If you don't want to be a steward of an open technology, why on earth would you become an open-source maintainer?
Almost nobody knows what it's like to maintain a popular project until they do it.
It's very hard to not spend all of your time managing people.
We like think that even responding to issues and pull requests are "just code", but they are actually people problems. You're managing people.
For example, this person spent a week on this pull request, but it wasn't something you wanted to be done, and they didn't do it the way that it should have been done. What do you tell them and how do you tell them? Now let's say they are a vocal person in your tiny ecosystem. It's not easy.

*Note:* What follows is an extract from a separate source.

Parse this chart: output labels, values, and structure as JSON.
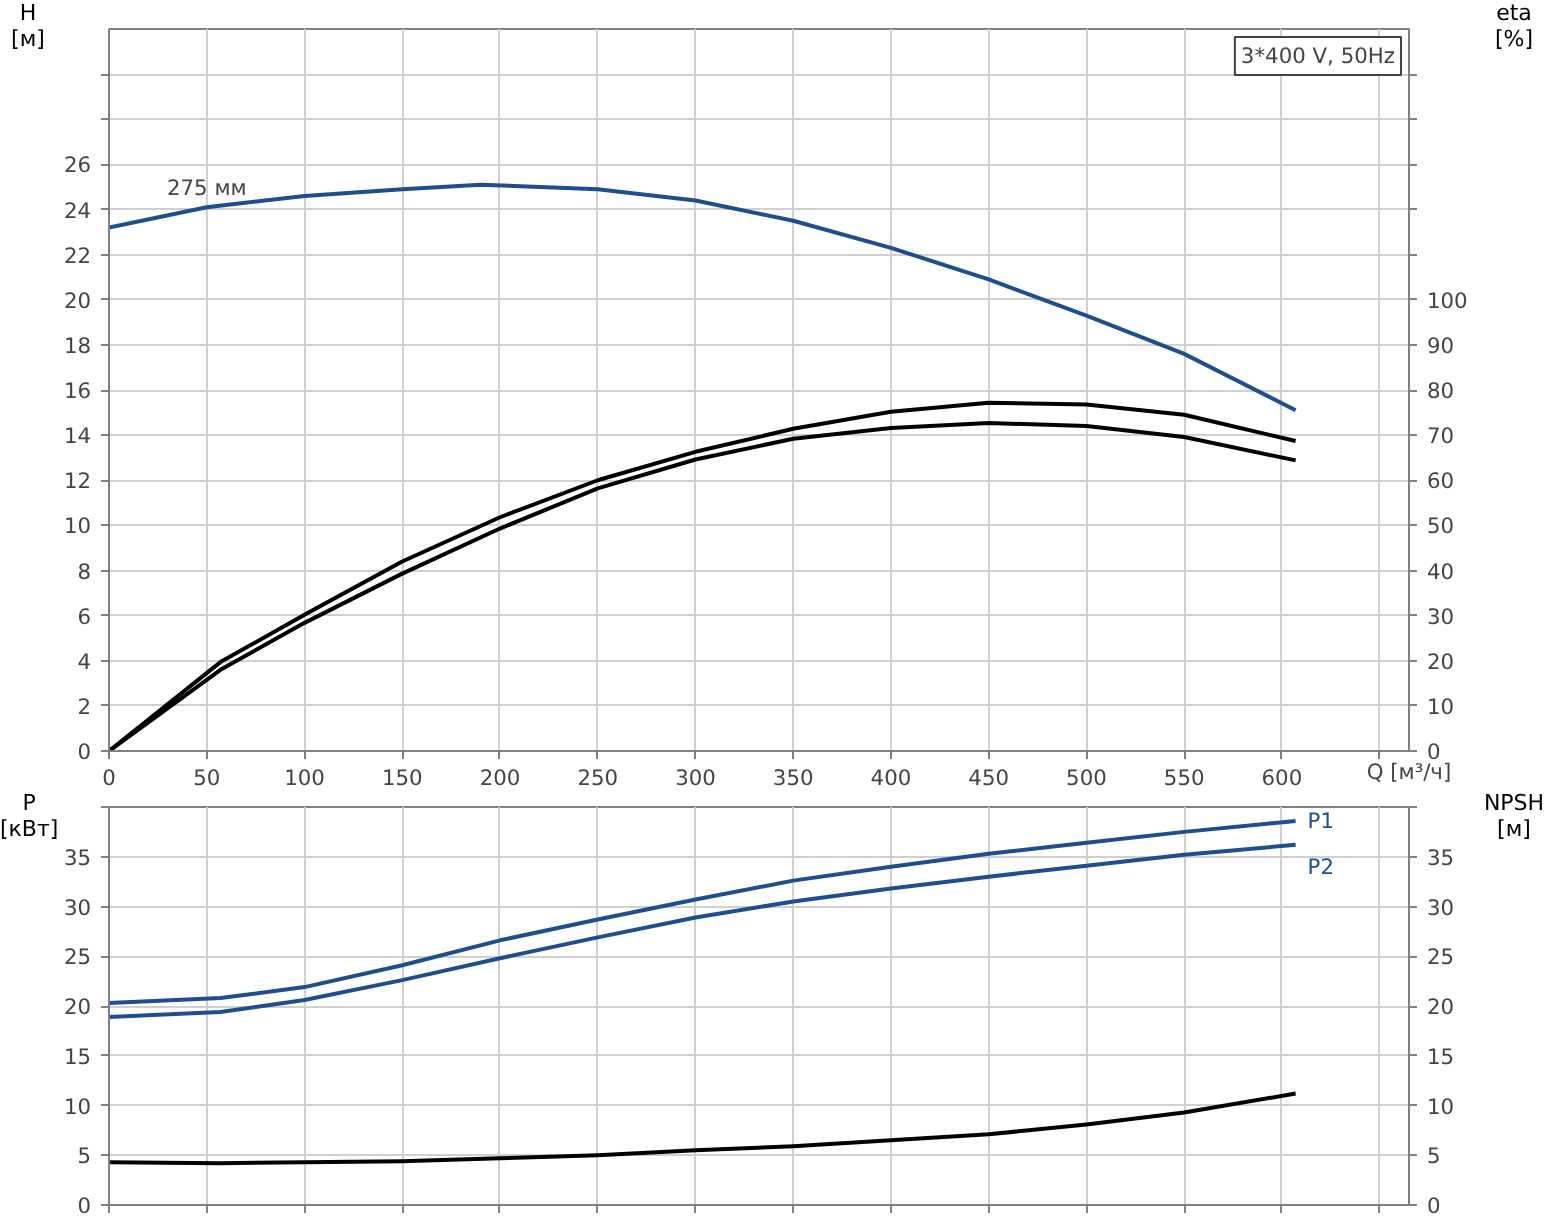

And a lot of the ecosystem you get is pure luck of the draw. Since ecosystems self-select (people who don't fit in in certain ways move on) you can get dynamics that really have nothing to do with you, whether you had zero presence or were 100% prescriptive about how the ecosystem should work. It's kind a bizarre to see over time. (Message boards back in the day were a good example of this too)
It is just the same as any other organizational leader, if it's getting to be too much, get others to join in to lead, delegate tasks, and the last solution, allow others to take your place and leave the organization. Not everyone is cut out to be a leader and we should not waste everyone's time forcing or pretending that it were so.